Let $\map {\mathcal L^p} {X, \Sigma, \mu}$ be the Lebesgue $p$-space of $\struct {X, \Sigma, \mu}$.
We define the $\mu$-almost-everywhere equality relation $\sim_\mu$ on $\map {\mathcal L^p} {X, \Sigma, \mu}$ by:
- $\forall f, g \in \mathcal L^p: f \sim_\mu g$ if and only if $\norm {f - g}_p = 0$
where $\norm {\, \cdot \,}_p$ is the $p$-seminorm.
Then $\sim_\mu$ is an equivalence relation.
Proof
Let $f, g, h \in \LL^p$.
Checking in turn each of the criteria for equivalence:
Reflexivity
By Equality is Reflexive, we have:
- $f \sim_\mu f$ if and only if $\map f x = \map f x$ for $\mu$-almost all $x \in X$.
Therefore:
- $f \sim_\mu f$
Hence $\sim_\mu$ is a reflexive relation.
$\Box$
Symmetry
Suppose:
- $f \sim_\mu g$
Then:
- $\map f x = \map g x$ for $\mu$-almost all $x \in X$.
Then by Equality is Symmetric
- $\map g x = \map f x$ for $\mu$-almost all $x \in X$.
Therefore:
- $g \sim_\mu f$
Hence $\sim_\mu$ is a symmetric relation.
$\Box$
Transitivity
Suppose:
- $f \sim_\mu g$
and:
- $g \sim_\mu h$
Then:
- $\map f x = \map g x$ for $\mu$-almost all $x \in X$.
and:
- $\map g x = \map h x$ for $\mu$-almost all $x \in X$.

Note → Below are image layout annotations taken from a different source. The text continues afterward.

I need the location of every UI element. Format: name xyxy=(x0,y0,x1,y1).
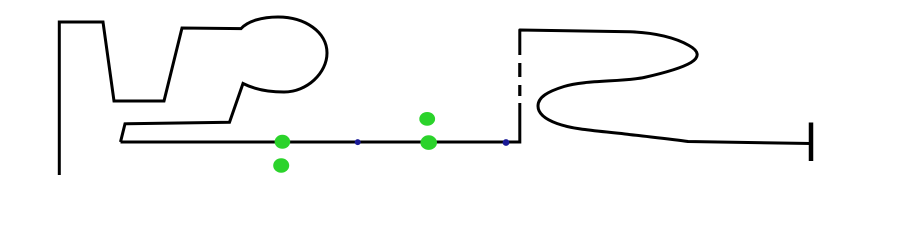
wire: left zigzag stroke with loop xyxy=(59,17,327,175)
node: green dot pair A (on line and below) xyxy=(275,135,291,149)
node: green dot pair B (above line and on line) xyxy=(419,112,435,126)
node: small blue dot 1 xyxy=(355,139,361,145)
wire: long horizontal baseline xyxy=(121,103,520,142)
wire: right shape top bar and S-curve xyxy=(520,30,811,144)
end bar terminal xyxy=(809,123,814,162)
wire: dashed vertical segment dashes xyxy=(518,85,521,96)
node: small blue dot 2 xyxy=(503,139,510,146)
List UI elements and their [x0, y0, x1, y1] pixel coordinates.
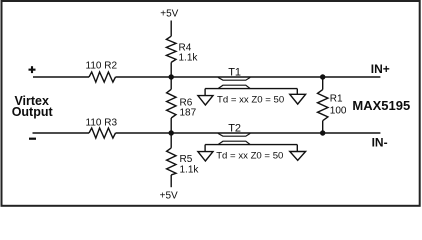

Then by Equality is Transitive:
- $\map f x = \map h x$ for $\mu$-almost all $x \in X$.
Hence $\sim_\mu$ is a transitive relation.
$\Box$
All the criteria are therefore seen to hold for $\sim_\mu$ to be an equivalence relation.
$\blacksquare$